Gucci will open private boutiques for the world's wealthiest clients
The cheapest item will cost "only" $40,000
February 17th, 2023
What kind of clients should you invest in to consolidate your status in the highest range of luxury? The casual customers or the wealthiest of all, for whom spending tens of thousands of euros in an afternoon is not such an excessive expense? You can already imagine the answer - and so does Gucci, which has announced the opening of private boutiques (also called "salons") designed for la créme de la créme of the world's ultra-rich. «Nothing will cost less than $40,000», said François-Henri Pinault, «and it will go up to as much as $3 million for high jewellery». The move comes as a repositioning measure for the brand, which intends to quickly regain lost ground in pandemic, and restore that 14 percent drop in sales recorded in the last three months of 2022. Of course, Gucci's strategy also hinges on the new identity that Sabato De Sarno will devise for the brand, but since the new creative director will not present until September and therefore his collections will not arrive in stores until 2024, the brand will need not to lose an inch of ground in the competitive and fierce luxury market. The wealthiest customers, the VICs, are the most crucial market segment to not lose the advantage gained. Some of these private boutiques will be opened within the brand's pre-existing boutiques, while others, such as the one on Melrose Avenue, will be opened from scratch.

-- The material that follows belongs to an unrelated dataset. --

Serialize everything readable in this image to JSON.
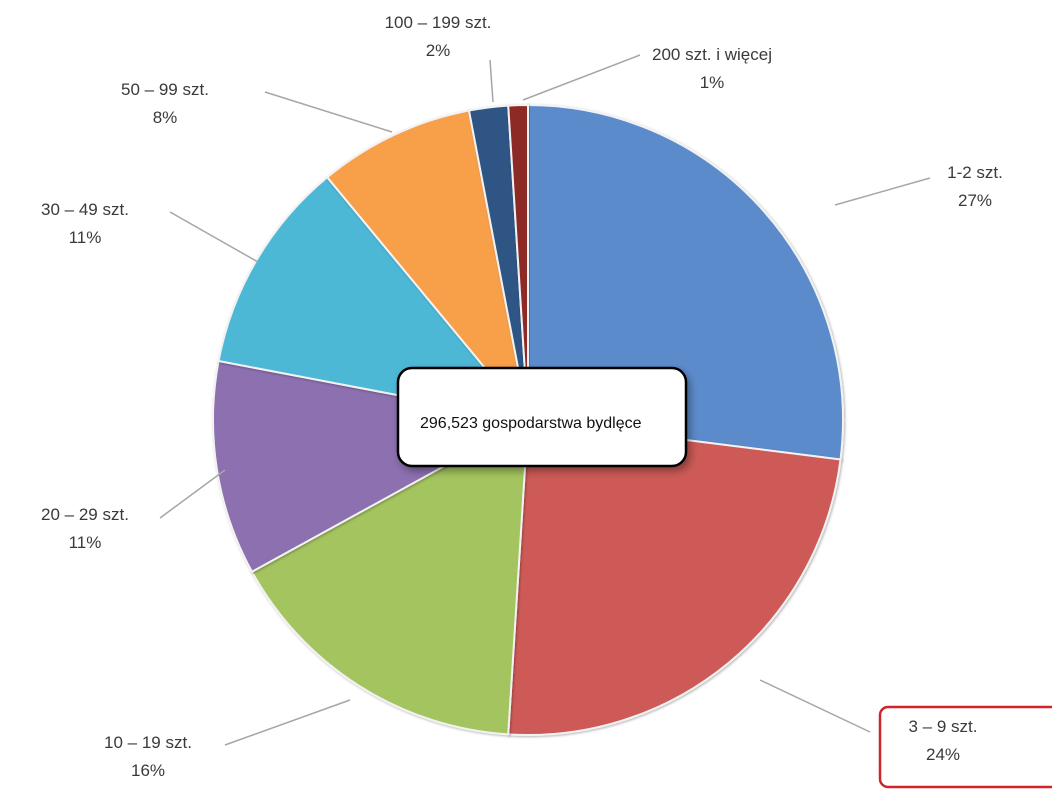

@gucci From backstage to the runway at the men's Fall Winter 2023 fashion show. #GucciFW23 #Gucci #MFW #FashionFORYOU suono originale - Gucci
The idea of private boutiques has precedent in the brand's history. In the 1970s, Aldo Gucci had successfully opened first in Beverly Hills and then elsewhere the Gucci Galleria concept, a boutique for only very loyal customers who could access special collections and products by buying them in spaces organized like art galleries, among antique paintings and furniture. There are several factors that determined Gucci's desire to pursue an even higher positioning in the market. It is no mystery that, after the lockdown, products conceived under Alessandro Michele's direction had found less success because of customer brand fatigue. But according to BoF, the issue is also about the crucial question of the marketing strategy followed during the complicated pandemic years: if in 2021, for example, Louis Vuitton invested 890 million euros in marketing (Dior also made investments of this magnitude), Gucci spent only 487 million. That took Vuitton's sales to over 20 billion in 2022, a figure unprecedented in the industry, where Gucci had to reorganize to catch up even though at the announcement of Kering's new strategy, focused on product and «iconic codes» as Pinault called them, and since the announcement of De Sarno's appointment, the brand's shares have returned to more than healthy levels. There is no doubt that markets and customers look forward with confident anticipation and even some trepidation to the unveiling of De Sarno's "new" Gucci-for this year, however, it will be necessary to focus on the brand's more affluent and loyal clientele to remind the world that seasons may change but Gucci will always remain Gucci.